Finished product manufacturing conditions can also affect the final texture. Formulating around a protein’s isoelectric point can help proteins stay in solution. A protein’s isoelectric point is the pH level where the protein molecules have a zero net charge. When this happens, there will not be sufficient electrostatic repulsion between the protein molecules to keep them apart; hence, they aggregate and fall out of solution, causing added grittiness. The concentration of salt can have a similar effect where salt present in low concentrations can help with solubility. Salt ions interact with the protein molecules’ ion charge, keeping the proteins from interacting with one another and aggregating. However, overly concentrated salt ions can overpower protein for interaction with water—and the proteins then interact with each other and crash out of solution. Excessive heat can also denature the protein molecules, causing them to aggregate and fall out of solution. Generally, a large majority of available plant proteins aren’t entirely soluble in water, so using stabilizers such as hydrocolloid gums or modified starches can help suspend protein molecules and any other non-protein ingredients for a smoother mouthfeel.
Adding functional ingredients is an easy way to create product differentiation and enhance marketability.
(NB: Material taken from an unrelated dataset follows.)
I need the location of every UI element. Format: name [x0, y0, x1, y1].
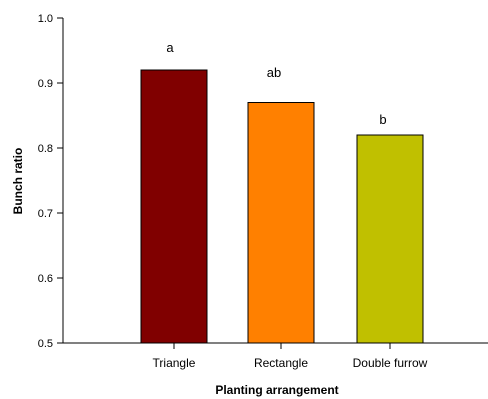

There are many options to consider. Collagen, also a form of protein, can give an angle for strong bones and joints, supplementing the active lifestyle image of protein. There are also highly bioavailable forms of magnesium and zinc to consider, as heavy exercise depletes both. Zinc affects protein synthesis and helps to maintain energy levels. Magnesium is a key electrolyte and some magnesium forms have even been shown to help with cognition. Think smart protein! Digestive health is extremely popular right now as well. Adding a probiotic or even better yet, a prebiotic, can help build a healthy gut to effectively digest and benefit from all that added dietary protein.
The prognosis is for the protein—particularly plant-based protein—market to continue to flourish, providing opportunities (and challenges) for the finished product manufacturer. Learning how various proteins work and don’t work is critical to successful product formulation.